I have a dataset where I am interested in looking at differential expression of genes in a singular body fluid and the relationship with a histochemical outcome that is a repeated measure. I would prefer not to collapse this repeated measure into one variable and use it for input into limma due to missing data which would make a composite variable biased.
Therefore, I was wondering whether there was a statistical issue with modeling the genes as independent variables rather than a dependent variable so that my repeated measure could serve as the outcome?
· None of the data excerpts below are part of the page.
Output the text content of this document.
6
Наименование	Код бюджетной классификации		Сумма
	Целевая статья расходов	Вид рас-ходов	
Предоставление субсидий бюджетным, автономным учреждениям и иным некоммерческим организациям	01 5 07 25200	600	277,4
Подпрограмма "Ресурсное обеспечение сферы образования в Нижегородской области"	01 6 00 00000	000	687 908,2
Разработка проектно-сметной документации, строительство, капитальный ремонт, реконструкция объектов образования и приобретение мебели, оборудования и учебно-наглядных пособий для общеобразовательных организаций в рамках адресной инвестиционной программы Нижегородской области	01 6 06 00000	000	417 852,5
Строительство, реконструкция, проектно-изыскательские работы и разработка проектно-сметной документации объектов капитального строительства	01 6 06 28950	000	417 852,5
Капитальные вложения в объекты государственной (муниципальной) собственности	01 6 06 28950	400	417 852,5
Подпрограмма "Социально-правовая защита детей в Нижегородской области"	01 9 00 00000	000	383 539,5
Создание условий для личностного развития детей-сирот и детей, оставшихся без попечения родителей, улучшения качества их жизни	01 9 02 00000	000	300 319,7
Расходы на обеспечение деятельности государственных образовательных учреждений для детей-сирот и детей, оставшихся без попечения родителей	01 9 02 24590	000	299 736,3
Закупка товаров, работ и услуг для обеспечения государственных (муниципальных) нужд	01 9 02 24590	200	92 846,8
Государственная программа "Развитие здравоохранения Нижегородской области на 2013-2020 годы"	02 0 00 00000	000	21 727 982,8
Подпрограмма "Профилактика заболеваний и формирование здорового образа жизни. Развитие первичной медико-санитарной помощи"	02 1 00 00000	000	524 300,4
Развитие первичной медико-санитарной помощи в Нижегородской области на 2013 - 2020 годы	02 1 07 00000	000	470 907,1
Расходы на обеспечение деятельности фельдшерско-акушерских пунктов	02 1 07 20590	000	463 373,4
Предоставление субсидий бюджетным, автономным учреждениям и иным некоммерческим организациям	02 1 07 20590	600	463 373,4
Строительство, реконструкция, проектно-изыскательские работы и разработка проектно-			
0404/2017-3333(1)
That way I could then run a mixed model using dream in the variance partition package or use duplicate correlation in limma?
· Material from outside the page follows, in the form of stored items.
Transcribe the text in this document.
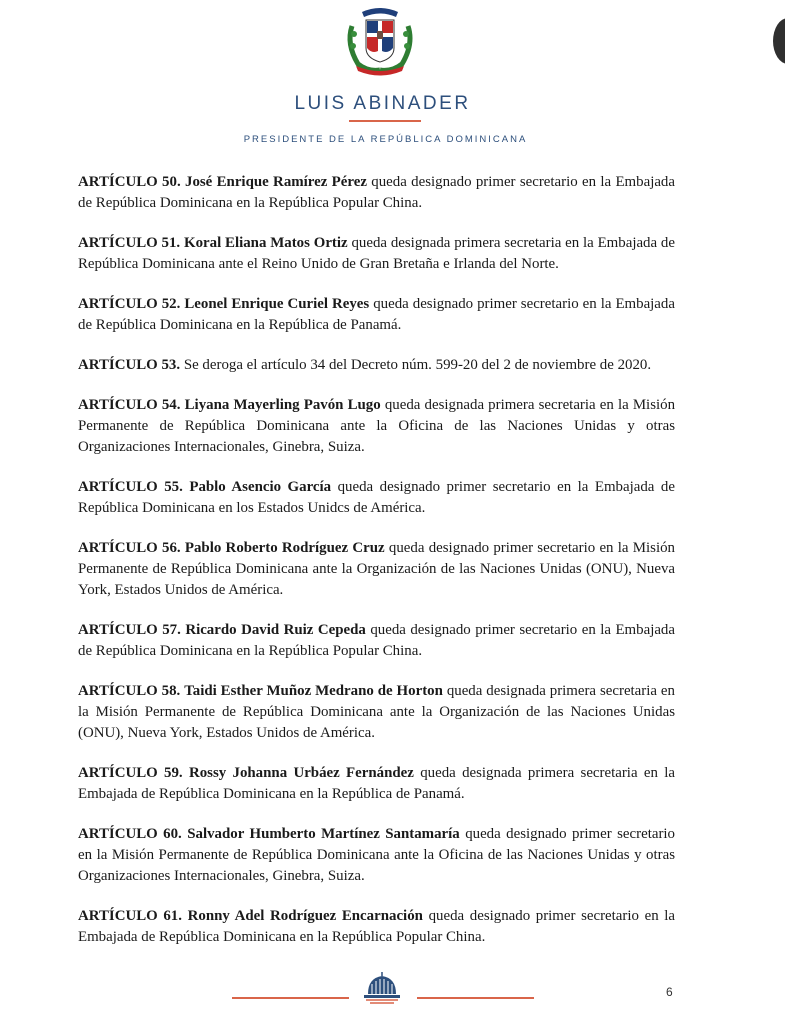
LUIS ABINADER
PRESIDENTE DE LA REPÚBLICA DOMINICANA

ARTÍCULO 50. José Enrique Ramírez Pérez queda designado primer secretario en la Embajada de República Dominicana en la República Popular China.

ARTÍCULO 51. Koral Eliana Matos Ortiz queda designada primera secretaria en la Embajada de República Dominicana ante el Reino Unido de Gran Bretaña e Irlanda del Norte.

ARTÍCULO 52. Leonel Enrique Curiel Reyes queda designado primer secretario en la Embajada de República Dominicana en la República de Panamá.

ARTÍCULO 53. Se deroga el artículo 34 del Decreto núm. 599-20 del 2 de noviembre de 2020.

ARTÍCULO 54. Liyana Mayerling Pavón Lugo queda designada primera secretaria en la Misión Permanente de República Dominicana ante la Oficina de las Naciones Unidas y otras Organizaciones Internacionales, Ginebra, Suiza.

ARTÍCULO 55. Pablo Asencio García queda designado primer secretario en la Embajada de República Dominicana en los Estados Unidcs de América.

ARTÍCULO 56. Pablo Roberto Rodríguez Cruz queda designado primer secretario en la Misión Permanente de República Dominicana ante la Organización de las Naciones Unidas (ONU), Nueva York, Estados Unidos de América.

ARTÍCULO 57. Ricardo David Ruiz Cepeda queda designado primer secretario en la Embajada de República Dominicana en la República Popular China.

ARTÍCULO 58. Taidi Esther Muñoz Medrano de Horton queda designada primera secretaria en la Misión Permanente de República Dominicana ante la Organización de las Naciones Unidas (ONU), Nueva York, Estados Unidos de América.

ARTÍCULO 59. Rossy Johanna Urbáez Fernández queda designada primera secretaria en la Embajada de República Dominicana en la República de Panamá.

ARTÍCULO 60. Salvador Humberto Martínez Santamaría queda designado primer secretario en la Misión Permanente de República Dominicana ante la Oficina de las Naciones Unidas y otras Organizaciones Internacionales, Ginebra, Suiza.

ARTÍCULO 61. Ronny Adel Rodríguez Encarnación queda designado primer secretario en la Embajada de República Dominicana en la República Popular China.

6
The data that is repeated is a quantitative metric of post-mortem pathology across multiple sections. Not all patients have the same number of sections assessed due to availability, etc. The genes/proteins are measured once in the serum. The goal is to identify serum biomarkers of this pathological hallmark. Given missing values are present in the pathological data, I was concerned about generating a composite score to use as an independent variable.
Therefore, my question related to how to address this and I wondered whether the genes/proteins could not be tested one by one as an independent variable in a mixed model and p-values adjusted by FDR? Any insight into why this would not make statistical sense would be helpful for me to understand. Other suggestions/options are much appreciated. Apologies for the naivety.
Such an analysis cannot be done in limma. Sorry, I cannot tell you how to do it or even whether it is possible.
Also, the reason why gene abundance is the dependent variable and is iterated over is that there are far more genes than there are samples in the majority of data sets. So, it is not possible to fit a linear model with all genes as covariates.
Thanks. The proposal was not to include all proteins as covariates in one model but to iterate with one protein serving as the independent variable in each model and then correcting the p-values from all models.
An alternative to that is to use the
glmnet
package to fit a regularized regression using all proteins at once.Thanks! I was thinking about this but do not believe glmnet allows for regularized mixed models unless I am mistaken?
Does not allow mixed models. And is for a different purpose to what your aims seem to be: it's purely for prediction rather than for testing hypotheses.
Both true, so a poor suggestion on my part.
I am also unclear as to how one would use a single observation (the gene expression measures) as a predictor for repeated measures. Presumably the repeated measures of the histochemical outcome change over time (or why did you measure it repeatedly?), and trying to infer something about that process by regressing on a static value seems pointless. Ideally there would be repeated measures of the gene expression, and the goal would be to find changes in gene expression that vary as the histochemical outcome varies.